Alton scowled at the tent though Dale couldn’t see him. He definitely would not travel with the two women at the same time again. “You know what I mean.”
“Of course,” Estral said, grinning. Alton’s ears just burned hotter. “My father is a minstrel and he travels. He visited the lumber camp for a spell and my mother took a shine to him. Simple as that, and when the time came for him to continue his wandering, he left, never guessing he’d made a child.”
Alton didn’t know what to say. He had imagined Estral’s mother to be some genteel lady strumming on a harp somewhere within Selium’s walls, not a lumber camp chief who ordered around a bunch of coarse, ax-wielding woodsmen.
“Of course,” Estral continued, “he figured it out about a year later when his travels led back to my mother’s lumber camp and there I was. He made a point of visiting twice yearly after that.”
“They never married?” Alton blurted before he could contain himself.
Estral shrugged. “Why would they? My mother was content at the camp and he was busy wandering. It has not been unusual over the generations of Fioris to produce heirs in this manner. A regular spouse would find it difficult to put up with a husband who was constantly away, and a Fiori can’t not travel. Most Fioris, anyway. It’s not very fair to the spouse if you think about it.”
To Alton, who’d been brought up in a noble family with all its strict codes and customs, it was difficult to imagine so casual an attitude toward bastards.

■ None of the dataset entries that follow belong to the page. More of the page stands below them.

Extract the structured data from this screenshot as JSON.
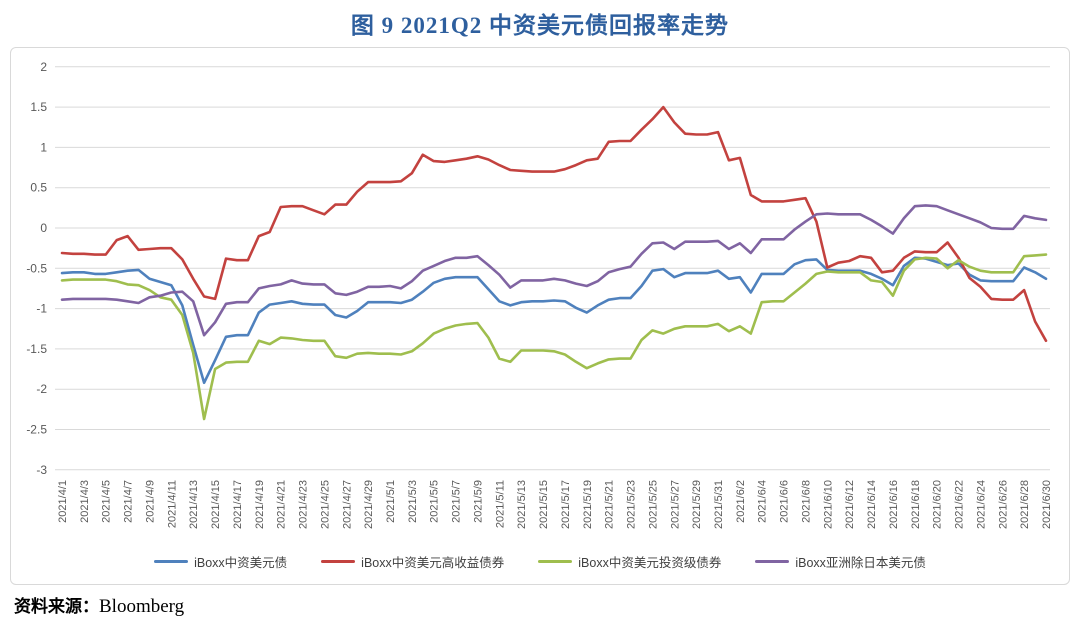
{
  "title": "图 9  2021Q2 中资美元债回报率走势",
  "source": {
    "prefix": "资料来源：",
    "value": "Bloomberg"
  },
  "colors": {
    "title_blue": "#2e5f9e",
    "gridline": "#d9d9d9",
    "tick_text": "#595959",
    "legend_text": "#404040"
  },
  "chart_data": {
    "type": "line",
    "title": "图 9  2021Q2 中资美元债回报率走势",
    "xlabel": "",
    "ylabel": "",
    "ylim": [
      -3,
      2
    ],
    "y_ticks": [
      2,
      1.5,
      1,
      0.5,
      0,
      -0.5,
      -1,
      -1.5,
      -2,
      -2.5,
      -3
    ],
    "grid": true,
    "legend_position": "bottom",
    "x_tick_note": "labels shown every 2nd day",
    "x": [
      "2021/4/1",
      "2021/4/2",
      "2021/4/3",
      "2021/4/4",
      "2021/4/5",
      "2021/4/6",
      "2021/4/7",
      "2021/4/8",
      "2021/4/9",
      "2021/4/10",
      "2021/4/11",
      "2021/4/12",
      "2021/4/13",
      "2021/4/14",
      "2021/4/15",
      "2021/4/16",
      "2021/4/17",
      "2021/4/18",
      "2021/4/19",
      "2021/4/20",
      "2021/4/21",
      "2021/4/22",
      "2021/4/23",
      "2021/4/24",
      "2021/4/25",
      "2021/4/26",
      "2021/4/27",
      "2021/4/28",
      "2021/4/29",
      "2021/4/30",
      "2021/5/1",
      "2021/5/2",
      "2021/5/3",
      "2021/5/4",
      "2021/5/5",
      "2021/5/6",
      "2021/5/7",
      "2021/5/8",
      "2021/5/9",
      "2021/5/10",
      "2021/5/11",
      "2021/5/12",
      "2021/5/13",
      "2021/5/14",
      "2021/5/15",
      "2021/5/16",
      "2021/5/17",
      "2021/5/18",
      "2021/5/19",
      "2021/5/20",
      "2021/5/21",
      "2021/5/22",
      "2021/5/23",
      "2021/5/24",
      "2021/5/25",
      "2021/5/26",
      "2021/5/27",
      "2021/5/28",
      "2021/5/29",
      "2021/5/30",
      "2021/5/31",
      "2021/6/1",
      "2021/6/2",
      "2021/6/3",
      "2021/6/4",
      "2021/6/5",
      "2021/6/6",
      "2021/6/7",
      "2021/6/8",
      "2021/6/9",
      "2021/6/10",
      "2021/6/11",
      "2021/6/12",
      "2021/6/13",
      "2021/6/14",
      "2021/6/15",
      "2021/6/16",
      "2021/6/17",
      "2021/6/18",
      "2021/6/19",
      "2021/6/20",
      "2021/6/21",
      "2021/6/22",
      "2021/6/23",
      "2021/6/24",
      "2021/6/25",
      "2021/6/26",
      "2021/6/27",
      "2021/6/28",
      "2021/6/29",
      "2021/6/30"
    ],
    "series": [
      {
        "name": "iBoxx中资美元债",
        "color": "#4f81bd",
        "values": [
          -0.56,
          -0.55,
          -0.55,
          -0.57,
          -0.57,
          -0.55,
          -0.53,
          -0.52,
          -0.63,
          -0.67,
          -0.71,
          -0.96,
          -1.45,
          -1.92,
          -1.64,
          -1.35,
          -1.33,
          -1.33,
          -1.05,
          -0.95,
          -0.93,
          -0.91,
          -0.94,
          -0.95,
          -0.95,
          -1.08,
          -1.11,
          -1.03,
          -0.92,
          -0.92,
          -0.92,
          -0.93,
          -0.89,
          -0.79,
          -0.68,
          -0.63,
          -0.61,
          -0.61,
          -0.61,
          -0.76,
          -0.91,
          -0.96,
          -0.92,
          -0.91,
          -0.91,
          -0.9,
          -0.91,
          -0.99,
          -1.05,
          -0.96,
          -0.89,
          -0.87,
          -0.87,
          -0.72,
          -0.53,
          -0.51,
          -0.61,
          -0.56,
          -0.56,
          -0.56,
          -0.53,
          -0.63,
          -0.61,
          -0.8,
          -0.57,
          -0.57,
          -0.57,
          -0.45,
          -0.4,
          -0.39,
          -0.52,
          -0.53,
          -0.53,
          -0.53,
          -0.57,
          -0.63,
          -0.71,
          -0.47,
          -0.37,
          -0.38,
          -0.42,
          -0.46,
          -0.44,
          -0.58,
          -0.65,
          -0.66,
          -0.66,
          -0.66,
          -0.49,
          -0.55,
          -0.63
        ]
      },
      {
        "name": "iBoxx中资美元高收益债券",
        "color": "#c3423f",
        "values": [
          -0.31,
          -0.32,
          -0.32,
          -0.33,
          -0.33,
          -0.15,
          -0.1,
          -0.27,
          -0.26,
          -0.25,
          -0.25,
          -0.39,
          -0.63,
          -0.85,
          -0.88,
          -0.38,
          -0.4,
          -0.4,
          -0.1,
          -0.05,
          0.26,
          0.27,
          0.27,
          0.22,
          0.17,
          0.29,
          0.29,
          0.45,
          0.57,
          0.57,
          0.57,
          0.58,
          0.68,
          0.91,
          0.83,
          0.82,
          0.84,
          0.86,
          0.89,
          0.85,
          0.78,
          0.72,
          0.71,
          0.7,
          0.7,
          0.7,
          0.73,
          0.78,
          0.84,
          0.86,
          1.07,
          1.08,
          1.08,
          1.22,
          1.35,
          1.5,
          1.31,
          1.17,
          1.16,
          1.16,
          1.19,
          0.84,
          0.87,
          0.41,
          0.33,
          0.33,
          0.33,
          0.35,
          0.37,
          0.08,
          -0.49,
          -0.43,
          -0.41,
          -0.35,
          -0.37,
          -0.55,
          -0.53,
          -0.37,
          -0.29,
          -0.3,
          -0.3,
          -0.18,
          -0.37,
          -0.62,
          -0.73,
          -0.88,
          -0.89,
          -0.89,
          -0.77,
          -1.16,
          -1.4
        ]
      },
      {
        "name": "iBoxx中资美元投资级债券",
        "color": "#9fbe4e",
        "values": [
          -0.65,
          -0.64,
          -0.64,
          -0.64,
          -0.64,
          -0.66,
          -0.7,
          -0.71,
          -0.77,
          -0.86,
          -0.89,
          -1.08,
          -1.55,
          -2.37,
          -1.75,
          -1.67,
          -1.66,
          -1.66,
          -1.4,
          -1.44,
          -1.36,
          -1.37,
          -1.39,
          -1.4,
          -1.4,
          -1.59,
          -1.61,
          -1.56,
          -1.55,
          -1.56,
          -1.56,
          -1.57,
          -1.53,
          -1.43,
          -1.31,
          -1.25,
          -1.21,
          -1.19,
          -1.18,
          -1.36,
          -1.62,
          -1.66,
          -1.52,
          -1.52,
          -1.52,
          -1.53,
          -1.57,
          -1.66,
          -1.74,
          -1.68,
          -1.63,
          -1.62,
          -1.62,
          -1.39,
          -1.27,
          -1.31,
          -1.25,
          -1.22,
          -1.22,
          -1.22,
          -1.19,
          -1.28,
          -1.22,
          -1.31,
          -0.92,
          -0.91,
          -0.91,
          -0.8,
          -0.69,
          -0.57,
          -0.54,
          -0.55,
          -0.55,
          -0.55,
          -0.65,
          -0.67,
          -0.84,
          -0.53,
          -0.39,
          -0.37,
          -0.38,
          -0.5,
          -0.4,
          -0.48,
          -0.53,
          -0.55,
          -0.55,
          -0.55,
          -0.35,
          -0.34,
          -0.33
        ]
      },
      {
        "name": "iBoxx亚洲除日本美元债",
        "color": "#8064a2",
        "values": [
          -0.89,
          -0.88,
          -0.88,
          -0.88,
          -0.88,
          -0.89,
          -0.91,
          -0.93,
          -0.86,
          -0.84,
          -0.8,
          -0.79,
          -0.91,
          -1.33,
          -1.17,
          -0.94,
          -0.92,
          -0.92,
          -0.75,
          -0.72,
          -0.7,
          -0.65,
          -0.69,
          -0.7,
          -0.7,
          -0.81,
          -0.83,
          -0.79,
          -0.73,
          -0.73,
          -0.72,
          -0.75,
          -0.66,
          -0.53,
          -0.47,
          -0.41,
          -0.37,
          -0.37,
          -0.35,
          -0.46,
          -0.58,
          -0.74,
          -0.65,
          -0.65,
          -0.65,
          -0.63,
          -0.65,
          -0.69,
          -0.72,
          -0.66,
          -0.55,
          -0.51,
          -0.48,
          -0.32,
          -0.19,
          -0.18,
          -0.26,
          -0.17,
          -0.17,
          -0.17,
          -0.16,
          -0.26,
          -0.19,
          -0.31,
          -0.14,
          -0.14,
          -0.14,
          -0.02,
          0.08,
          0.17,
          0.18,
          0.17,
          0.17,
          0.17,
          0.1,
          0.02,
          -0.07,
          0.12,
          0.27,
          0.28,
          0.27,
          0.22,
          0.17,
          0.12,
          0.07,
          0.0,
          -0.01,
          -0.01,
          0.15,
          0.12,
          0.1
        ]
      }
    ]
  }
}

As much as he disliked thinking of Estral that way, wasn’t that what she was? A bastard ? When he looked at her now across the fire, however, he did not see a bastard, but a lovely young woman with a voice gifted by the gods. Yes, what was lineage compared to that? And if that was the way the Fioris did things, and had done it for centuries, who was he to argue? It was just startling. To his way of thinking, anyway.
“Is that why,” he said more cautiously, “you go by Andovian and not Fiori? It’s your mother’s name?”

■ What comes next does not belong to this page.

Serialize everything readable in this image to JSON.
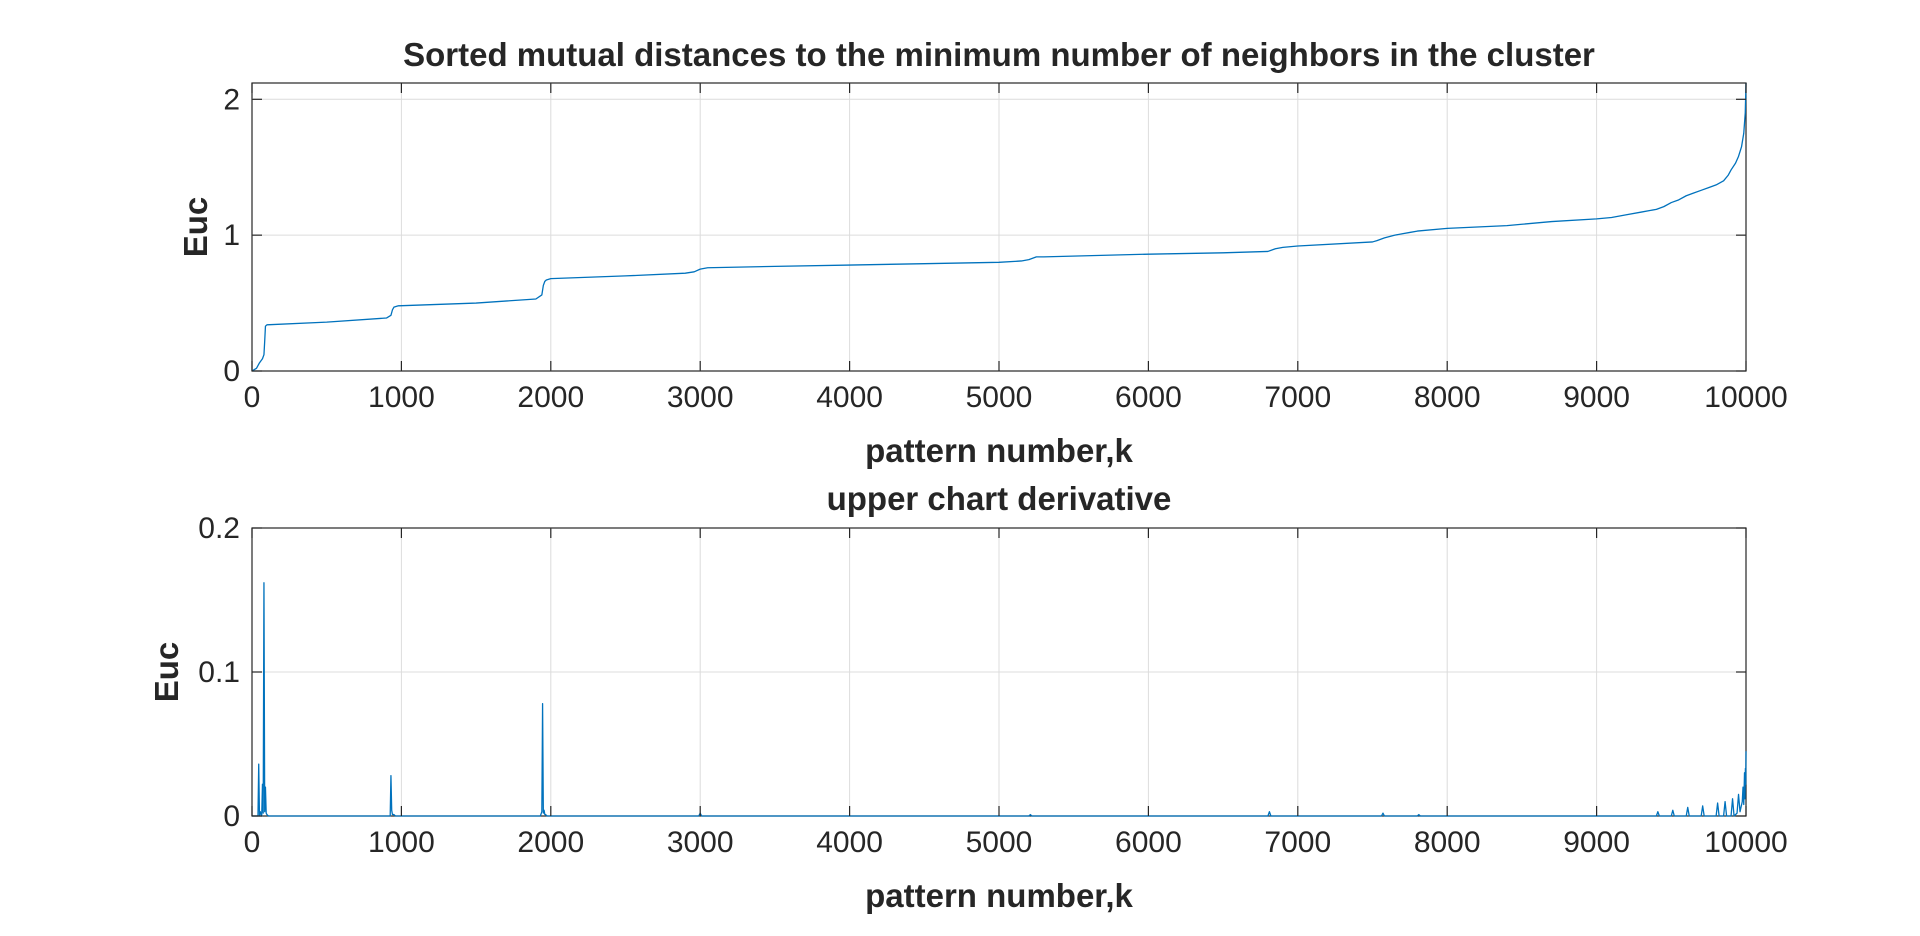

“Yep.” She strummed a chord, then silenced the strings with the flat of her hand. “When I inherit my father’s position, then I’ll become the Fiori. It’s as much a title as a name.”
The breeze shifted and Alton waved campfire smoke out of his face. He’d never thought much about the Fioris. There’d never been any reason to. Selium minstrels and Estral’s father himself had come to Woodhaven, but at the time he’d seen them as just entertainment. Just.
Estral started plucking a lively dance tune, this time not asking Dale for a request. It was the story of a goatherd and a milkmaid, and was not at all raunchy. Alton found himself tapping his toe and nodding his head to the beat. When she finished, muffled clapping came from Dale’s tent.
“It seems our patient liked that one,” Estral said.
“I think it is time our patient got some sleep so she’s well enough to ride in the morning,” Alton replied.
Estral nodded in understanding. “Just one more bit,” she said. “Some water music to relax us all.”
Her fingers picked out a series of notes that emerged like the soothing tones of a stream trickling between mossy banks, ripples curling around rocks and beneath ferns. Alton closed his eyes and let the music wash over him. He imagined following the stream to where it flowed into a lake and the music became the give and take of gentle waves. A summer lake with the sun beating down on his shoulders. He strolled along the shore and someone was with him holding his hand. He thought it would be Karigan, but he saw Estral.